Charla tenía razón, era una locura haber viajado en estas condiciones. Aún no llevaba ni tres meses de gestación. Debería haber esperado; no pasaba nada porque William Rainsferd aguardara mi visita otros seis meses.
Pero entonces miré la cara de Zoë. Era hermosa, radiante de alegría y de emoción. Aún no sabía que Bertrand y yo íbamos a separarnos. La manteníamos al margen, ajena a nuestros planes. Éste iba a ser un verano que jamás olvidaría.
Y mientras conducía el Fiat a uno de los aparcamientos gratuitos que había cerca de las murallas, decidí que iba a conseguir que esta parte de las vacaciones fuera lo mejor posible para ella.
Le dije a Zoë que necesitaba poner los pies en alto durante un rato. Mientras ella charlaba en la recepción con la simpática Giovanna, una mujer más bien pechugona y de voz sensual, me di una ducha fría y me tumbé un rato en la cama. El dolor de la tripa se fue mitigando poco a poco. Nuestras habitaciones contiguas eran pequeñas y estaban en lo alto de un edificio, antiguo e imponente, pero eran muy cómodas. Seguía pensando en la voz que puso mi madre cuando la llamé desde casa de Charla para decirle que no iba a ir a Nahant, y que llevaba a Zoë de vuelta a Europa. Por sus pausas breves y la forma de carraspear, se notaba que estaba preocupada. Al final me preguntó si todo iba bien. Le contesté en tono animado que sí, que me había surgido la oportunidad de visitar Florencia con Zoë, y que después volvería a Estados Unidos a verla a ella y a mi padre. «¡Pero si acabas de llegar! ¿Y por qué te marchas cuando sólo llevas con Charla un par de días? -protestó-. ¿Y por qué interrumpes las vacaciones de Zoë? La verdad, no lo entiendo. Hace poco no parabas de decir cuánto echabas de menos Estados Unidos. Todo esto es demasiado precipitado…».
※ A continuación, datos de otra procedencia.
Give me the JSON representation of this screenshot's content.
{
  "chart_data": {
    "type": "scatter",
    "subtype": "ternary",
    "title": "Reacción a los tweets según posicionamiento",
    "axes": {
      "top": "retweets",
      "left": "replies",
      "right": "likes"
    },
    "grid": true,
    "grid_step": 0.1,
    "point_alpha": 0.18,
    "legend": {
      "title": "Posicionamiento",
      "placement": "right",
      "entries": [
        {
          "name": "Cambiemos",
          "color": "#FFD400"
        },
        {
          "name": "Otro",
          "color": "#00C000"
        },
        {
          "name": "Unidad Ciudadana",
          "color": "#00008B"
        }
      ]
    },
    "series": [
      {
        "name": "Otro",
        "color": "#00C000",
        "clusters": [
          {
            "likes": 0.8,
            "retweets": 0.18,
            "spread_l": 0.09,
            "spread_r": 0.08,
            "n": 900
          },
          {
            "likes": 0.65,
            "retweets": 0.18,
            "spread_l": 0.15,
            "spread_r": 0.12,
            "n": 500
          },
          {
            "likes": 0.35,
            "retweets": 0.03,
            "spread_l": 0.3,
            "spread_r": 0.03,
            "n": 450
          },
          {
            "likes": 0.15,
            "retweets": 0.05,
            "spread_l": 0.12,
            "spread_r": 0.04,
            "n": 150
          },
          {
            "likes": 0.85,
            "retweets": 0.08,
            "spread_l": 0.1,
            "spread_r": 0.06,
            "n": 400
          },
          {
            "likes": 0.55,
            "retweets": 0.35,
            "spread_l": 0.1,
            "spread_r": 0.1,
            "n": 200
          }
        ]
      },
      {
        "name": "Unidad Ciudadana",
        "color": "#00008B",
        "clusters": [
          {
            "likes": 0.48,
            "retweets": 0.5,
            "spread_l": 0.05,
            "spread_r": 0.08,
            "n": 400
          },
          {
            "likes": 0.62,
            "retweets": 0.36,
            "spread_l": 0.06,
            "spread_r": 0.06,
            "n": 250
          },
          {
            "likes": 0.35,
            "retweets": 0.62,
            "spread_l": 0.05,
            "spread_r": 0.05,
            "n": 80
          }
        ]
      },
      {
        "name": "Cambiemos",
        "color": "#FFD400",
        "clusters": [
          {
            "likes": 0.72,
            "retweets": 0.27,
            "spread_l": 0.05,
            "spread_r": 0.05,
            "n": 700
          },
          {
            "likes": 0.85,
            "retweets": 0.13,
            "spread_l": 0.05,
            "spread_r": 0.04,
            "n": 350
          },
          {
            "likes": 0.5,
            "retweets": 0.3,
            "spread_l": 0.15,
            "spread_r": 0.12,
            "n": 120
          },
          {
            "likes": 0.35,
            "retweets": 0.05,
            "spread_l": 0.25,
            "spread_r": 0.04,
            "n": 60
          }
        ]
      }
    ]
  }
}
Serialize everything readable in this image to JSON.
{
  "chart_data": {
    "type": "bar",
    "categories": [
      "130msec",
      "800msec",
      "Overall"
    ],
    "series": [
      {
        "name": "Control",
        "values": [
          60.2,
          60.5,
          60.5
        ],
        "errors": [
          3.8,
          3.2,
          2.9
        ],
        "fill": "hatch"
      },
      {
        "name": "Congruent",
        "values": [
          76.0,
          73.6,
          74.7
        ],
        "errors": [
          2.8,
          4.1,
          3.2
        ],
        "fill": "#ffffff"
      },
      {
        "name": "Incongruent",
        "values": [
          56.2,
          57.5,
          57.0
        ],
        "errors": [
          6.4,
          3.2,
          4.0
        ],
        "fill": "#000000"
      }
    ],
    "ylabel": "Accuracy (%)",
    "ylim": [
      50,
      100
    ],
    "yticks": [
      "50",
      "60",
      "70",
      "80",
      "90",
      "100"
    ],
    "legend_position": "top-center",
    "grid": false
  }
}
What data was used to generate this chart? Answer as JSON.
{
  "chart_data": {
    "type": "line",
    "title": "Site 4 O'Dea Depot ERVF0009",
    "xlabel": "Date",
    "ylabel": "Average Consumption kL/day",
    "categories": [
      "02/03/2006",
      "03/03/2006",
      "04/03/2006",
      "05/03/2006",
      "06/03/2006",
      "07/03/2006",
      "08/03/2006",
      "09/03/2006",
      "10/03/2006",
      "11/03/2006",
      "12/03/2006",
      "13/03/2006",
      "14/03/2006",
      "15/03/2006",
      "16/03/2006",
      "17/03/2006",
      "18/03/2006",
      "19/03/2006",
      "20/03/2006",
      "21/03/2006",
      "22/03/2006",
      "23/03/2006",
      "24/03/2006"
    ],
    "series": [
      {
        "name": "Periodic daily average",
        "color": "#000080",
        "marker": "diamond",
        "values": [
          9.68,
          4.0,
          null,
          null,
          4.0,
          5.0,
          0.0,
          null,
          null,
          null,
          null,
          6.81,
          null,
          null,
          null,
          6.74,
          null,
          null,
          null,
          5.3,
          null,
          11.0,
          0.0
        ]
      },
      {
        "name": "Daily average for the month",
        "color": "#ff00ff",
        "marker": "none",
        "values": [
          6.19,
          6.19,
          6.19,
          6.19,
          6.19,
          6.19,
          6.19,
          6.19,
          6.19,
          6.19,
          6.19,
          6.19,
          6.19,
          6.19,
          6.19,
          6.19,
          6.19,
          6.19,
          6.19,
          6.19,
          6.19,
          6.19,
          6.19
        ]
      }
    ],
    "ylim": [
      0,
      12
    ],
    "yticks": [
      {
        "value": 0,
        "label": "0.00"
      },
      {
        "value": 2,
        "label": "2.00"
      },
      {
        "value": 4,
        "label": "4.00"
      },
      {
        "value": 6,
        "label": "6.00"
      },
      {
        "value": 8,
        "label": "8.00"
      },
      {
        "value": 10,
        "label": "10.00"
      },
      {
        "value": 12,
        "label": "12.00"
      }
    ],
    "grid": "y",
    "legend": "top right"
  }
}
Me sentía culpable, pero ¿cómo iba a explicarles la historia entera a ella y a mi padre por teléfono? Algún día, pero no en ese momento, me prometí. Aún me sentía culpable, allí, tumbada sobre un edredón rosa con un ligero aroma a lavanda. Ni siquiera le había dicho a mi madre que estaba embarazada. Y tampoco se lo había confesado a Zoë. Me moría de ganas por contarles mi secreto, y a mi padre también, pero algo me lo impedía, una extraña superstición, un recelo profundamente arraigado que no había sentido hasta entonces. En los últimos meses, mi vida parecía haber experimentado cambios muy sutiles.
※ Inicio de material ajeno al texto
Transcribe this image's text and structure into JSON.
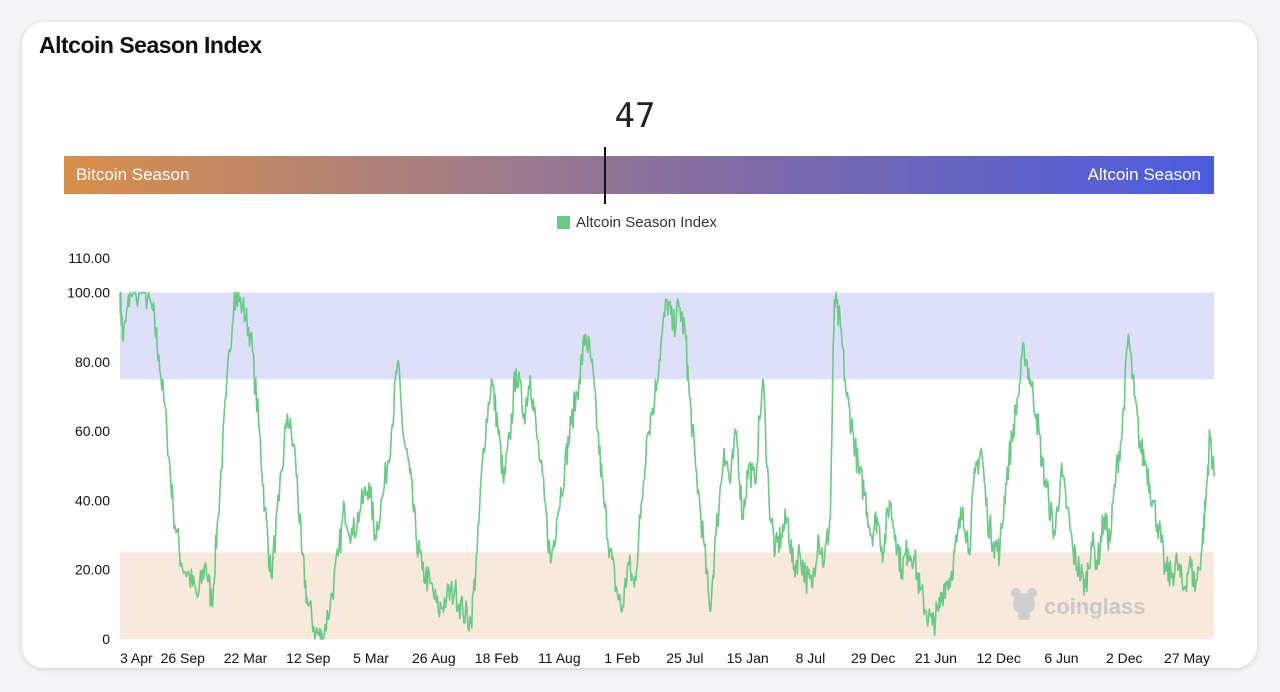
{
  "title": "Altcoin Season Index",
  "gauge": {
    "value": 47,
    "value_label": "47",
    "left_label": "Bitcoin Season",
    "right_label": "Altcoin Season"
  },
  "legend": {
    "label": "Altcoin Season Index",
    "color": "#6cc985"
  },
  "watermark": "coinglass",
  "colors": {
    "line": "#6cc985",
    "altcoin_band": "#dde0f8",
    "bitcoin_band": "#f7e9dc"
  },
  "chart_data": {
    "type": "line",
    "series": [
      {
        "name": "Altcoin Season Index",
        "keypoints": [
          [
            0,
            100
          ],
          [
            0.15,
            86
          ],
          [
            0.5,
            100
          ],
          [
            1.2,
            100
          ],
          [
            1.6,
            95
          ],
          [
            1.9,
            82
          ],
          [
            2.3,
            60
          ],
          [
            2.6,
            38
          ],
          [
            3.0,
            22
          ],
          [
            3.4,
            18
          ],
          [
            3.8,
            12
          ],
          [
            4.2,
            22
          ],
          [
            4.5,
            10
          ],
          [
            4.8,
            35
          ],
          [
            5.2,
            70
          ],
          [
            5.6,
            100
          ],
          [
            6.0,
            96
          ],
          [
            6.4,
            88
          ],
          [
            6.8,
            62
          ],
          [
            7.1,
            38
          ],
          [
            7.4,
            18
          ],
          [
            7.8,
            40
          ],
          [
            8.2,
            65
          ],
          [
            8.6,
            52
          ],
          [
            8.9,
            25
          ],
          [
            9.2,
            10
          ],
          [
            9.6,
            2
          ],
          [
            9.9,
            0
          ],
          [
            10.3,
            10
          ],
          [
            10.7,
            24
          ],
          [
            11.0,
            38
          ],
          [
            11.4,
            30
          ],
          [
            11.8,
            38
          ],
          [
            12.2,
            45
          ],
          [
            12.5,
            30
          ],
          [
            12.9,
            42
          ],
          [
            13.3,
            60
          ],
          [
            13.6,
            80
          ],
          [
            13.9,
            58
          ],
          [
            14.2,
            48
          ],
          [
            14.5,
            30
          ],
          [
            14.8,
            20
          ],
          [
            15.2,
            16
          ],
          [
            15.6,
            8
          ],
          [
            16.0,
            12
          ],
          [
            16.4,
            14
          ],
          [
            16.8,
            8
          ],
          [
            17.2,
            5
          ],
          [
            17.5,
            25
          ],
          [
            17.8,
            55
          ],
          [
            18.2,
            75
          ],
          [
            18.5,
            62
          ],
          [
            18.8,
            45
          ],
          [
            19.1,
            58
          ],
          [
            19.4,
            78
          ],
          [
            19.8,
            65
          ],
          [
            20.1,
            76
          ],
          [
            20.4,
            60
          ],
          [
            20.8,
            40
          ],
          [
            21.1,
            22
          ],
          [
            21.4,
            35
          ],
          [
            21.8,
            50
          ],
          [
            22.1,
            62
          ],
          [
            22.5,
            75
          ],
          [
            22.8,
            88
          ],
          [
            23.1,
            80
          ],
          [
            23.4,
            60
          ],
          [
            23.7,
            40
          ],
          [
            24.0,
            26
          ],
          [
            24.3,
            15
          ],
          [
            24.6,
            8
          ],
          [
            24.9,
            22
          ],
          [
            25.2,
            15
          ],
          [
            25.5,
            35
          ],
          [
            25.8,
            58
          ],
          [
            26.2,
            70
          ],
          [
            26.5,
            85
          ],
          [
            26.8,
            98
          ],
          [
            27.1,
            90
          ],
          [
            27.4,
            96
          ],
          [
            27.7,
            88
          ],
          [
            27.9,
            70
          ],
          [
            28.2,
            50
          ],
          [
            28.6,
            28
          ],
          [
            28.9,
            8
          ],
          [
            29.2,
            30
          ],
          [
            29.6,
            55
          ],
          [
            29.9,
            45
          ],
          [
            30.2,
            60
          ],
          [
            30.5,
            35
          ],
          [
            30.8,
            50
          ],
          [
            31.1,
            45
          ],
          [
            31.5,
            75
          ],
          [
            31.8,
            40
          ],
          [
            32.1,
            25
          ],
          [
            32.4,
            30
          ],
          [
            32.7,
            35
          ],
          [
            33.0,
            20
          ],
          [
            33.3,
            25
          ],
          [
            33.6,
            18
          ],
          [
            33.9,
            15
          ],
          [
            34.2,
            30
          ],
          [
            34.5,
            22
          ],
          [
            34.8,
            35
          ],
          [
            35.0,
            98
          ],
          [
            35.3,
            90
          ],
          [
            35.6,
            70
          ],
          [
            35.9,
            60
          ],
          [
            36.2,
            48
          ],
          [
            36.5,
            42
          ],
          [
            36.8,
            30
          ],
          [
            37.1,
            35
          ],
          [
            37.4,
            25
          ],
          [
            37.7,
            40
          ],
          [
            38.0,
            30
          ],
          [
            38.3,
            20
          ],
          [
            38.6,
            26
          ],
          [
            38.9,
            24
          ],
          [
            39.2,
            14
          ],
          [
            39.5,
            8
          ],
          [
            39.8,
            4
          ],
          [
            40.1,
            8
          ],
          [
            40.4,
            16
          ],
          [
            40.7,
            18
          ],
          [
            41.0,
            28
          ],
          [
            41.3,
            38
          ],
          [
            41.6,
            26
          ],
          [
            41.9,
            48
          ],
          [
            42.2,
            55
          ],
          [
            42.5,
            35
          ],
          [
            42.8,
            28
          ],
          [
            43.1,
            25
          ],
          [
            43.4,
            45
          ],
          [
            43.7,
            58
          ],
          [
            44.0,
            70
          ],
          [
            44.3,
            84
          ],
          [
            44.6,
            75
          ],
          [
            44.9,
            65
          ],
          [
            45.2,
            50
          ],
          [
            45.5,
            40
          ],
          [
            45.8,
            30
          ],
          [
            46.1,
            48
          ],
          [
            46.4,
            38
          ],
          [
            46.7,
            25
          ],
          [
            47.0,
            20
          ],
          [
            47.3,
            15
          ],
          [
            47.6,
            28
          ],
          [
            47.9,
            22
          ],
          [
            48.2,
            35
          ],
          [
            48.5,
            28
          ],
          [
            48.8,
            48
          ],
          [
            49.1,
            60
          ],
          [
            49.4,
            88
          ],
          [
            49.7,
            70
          ],
          [
            50.0,
            55
          ],
          [
            50.3,
            50
          ],
          [
            50.6,
            40
          ],
          [
            50.9,
            32
          ],
          [
            51.2,
            20
          ],
          [
            51.5,
            18
          ],
          [
            51.8,
            22
          ],
          [
            52.1,
            14
          ],
          [
            52.4,
            22
          ],
          [
            52.7,
            15
          ],
          [
            53.0,
            26
          ],
          [
            53.2,
            40
          ],
          [
            53.4,
            59
          ],
          [
            53.6,
            47
          ]
        ]
      }
    ],
    "x_tick_labels": [
      "3 Apr",
      "26 Sep",
      "22 Mar",
      "12 Sep",
      "5 Mar",
      "26 Aug",
      "18 Feb",
      "11 Aug",
      "1 Feb",
      "25 Jul",
      "15 Jan",
      "8 Jul",
      "29 Dec",
      "21 Jun",
      "12 Dec",
      "6 Jun",
      "2 Dec",
      "27 May"
    ],
    "y_tick_labels": [
      "0",
      "20.00",
      "40.00",
      "60.00",
      "80.00",
      "100.00",
      "110.00"
    ],
    "y_ticks": [
      0,
      20,
      40,
      60,
      80,
      100,
      110
    ],
    "ylim": [
      0,
      110
    ],
    "bands": [
      {
        "from": 75,
        "to": 100,
        "color": "#dde0f8"
      },
      {
        "from": 0,
        "to": 25,
        "color": "#f7e9dc"
      }
    ],
    "legend_position": "top-center",
    "grid": false
  }
}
¿Tendría que ver con Sarah y con la calle Saintonge, o era que al fin había madurado, aunque fuese a destiempo? Era incapaz de decirlo. Lo único que sabía era que me sentía como si hubiera emergido de una espesa niebla que lo difuminaba todo y me había protegido hasta entonces. En ese momento, mis sentidos estaban aguzados, alerta; ya no había niebla ni nada que difuminara lo que me rodeaba. Sólo había hechos. Tenía que encontrar a ese hombre, y decirle que ni los Tézac ni los Dufaure se habían olvidado de su madre.